When Women Walked Out on Soccer
WHY YOU SHOULD CARE
Because their goal has long been equal pay.
By Beau Dure
Clad all in white, she set the ball down, counted her paces and turned to face a 90,000-strong crowd. Brandi Chastain then raced a few steps toward the ball and kicked her way into history by scoring the winning penalty goal of the Women’s World Cup on July 10, 1999.
In her excitement, Chastain famously ripped off her shirt and fell into a group hug with teammates at the most-attended U.S. women’s sports event ever. She, Mia Hamm, Julie Foudy and Briana Scurry become instant toasts of a soccer-crazed nation. Six months later, they went on strike for more pay.
[It] absolutely changed the course of women’s soccer for this country.
The showdown, which would see the U.S. women’s team play a tournament in Australia without its stars, was neither the first nor the last contract dispute between the women’s team and U.S. Soccer. Due to contractual issues, nine players, including Hamm, Foudy and Scurry, were kept out of a training camp in late 1995, a few months before the team’s groundbreaking Olympic victory.
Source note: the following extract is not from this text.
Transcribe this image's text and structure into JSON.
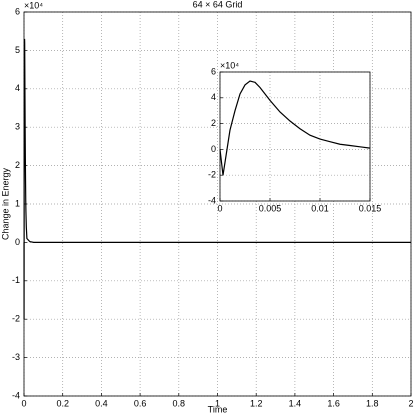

The strike in 2000 didn’t affect the Olympics. Competitively, in fact, it meant very little as a group of young players went in place of the World Cup champions to a minor warmup tournament — and won. But it sent a clear message that the U.S. women’s players would not be pushed around.
“We were trying to convince U.S. Soccer that they should care about women’s soccer,” Foudy recalls. The impasse wasn’t resolved in time to send the World Cup winners to the Australia Cup, a four-team round-robin event in January 2000. U.S. Soccer sent replacement players instead; with the exception of 1995 World Cup defender Thori Bryan, they were a group with an average age of 19.9.
But the striking players didn’t heap scorn on the replacements. “We didn’t think of them as scabs,” Foudy says. “We essentially said, ‘Go.’ ” The older players opened a strong line of communication with the younger group, making sure everyone understood what was at stake.
“I recall being on a few conference calls with the entire pool of the women’s national team,” says Christie Welsh, then a Penn State freshman — and therefore ineligible to receive any payment for her play, along with most of her teammates. No one wanted to “step on anyone’s toes, but at the same time, [there was the] excitement of the chance to play at the highest level,” Welsh says, noting how she wanted to respect the veterans and the “future they were trying to pursue.”
Foudy and the veterans told the younger players that the pay issue had less to do with the World Cup winners and more about the next generation. “This next negotiation is for you,” Foudy said. “It isn’t for us.”
Several of the players on the Australia trip went on to star in the professional Women’s United Soccer Association, which ran from 2001 to 2003, and to enjoy solid national team careers. Danielle Slaton, Nikki Serlenga and Siri Mullinix were named to the Olympic roster in 2000, with Mullinix starting all five games in goal. Welsh, Michelle French, Susan Bush and Nandi Pryce were alternates. Aly Wagner, one of the most skilled midfielders the U.S. women’s team has ever seen, didn’t make the 2000 team but went on to win two Olympic golds and to play in two World Cups.
Winning the Aussie tournament — with an 8-1 victory over the Czech Republic, a 0-0 draw with Sweden and a 3-1 win over Australia — didn’t hurt the youngsters’ chances of making future national teams. Nor did it hurt the older players’ negotiations, especially when Foudy, Hamm and company informed U.S. Soccer that the younger players had agreed not to be strikebreakers for the Olympics.
Welsh, who finished her national team career with 20 goals in 39 games, sees the players’ unified stance as an important turning point. “[It] absolutely changed the course of women’s soccer for this country,” she says, and “provided immense opportunity at a time when it was drastically needed.”
U.S. Soccer made enough short-term concessions to bring the regulars back in the fold for some games in February 2000, and they recognized a new players union. A year later, the players signed their first collective bargaining agreement with U.S. Soccer, retroactive to February 2000.
Now, that younger generation has revved up its own negotiations over equal pay, challenging U.S. Soccer’s claim of a “no-strike” agreement and filing a wage-discrimination complaint. But a strike this year — co-captain Becky Sauerbrunn has said a boycott is possible — might just keep the team out of the Rio de Janeiro Games.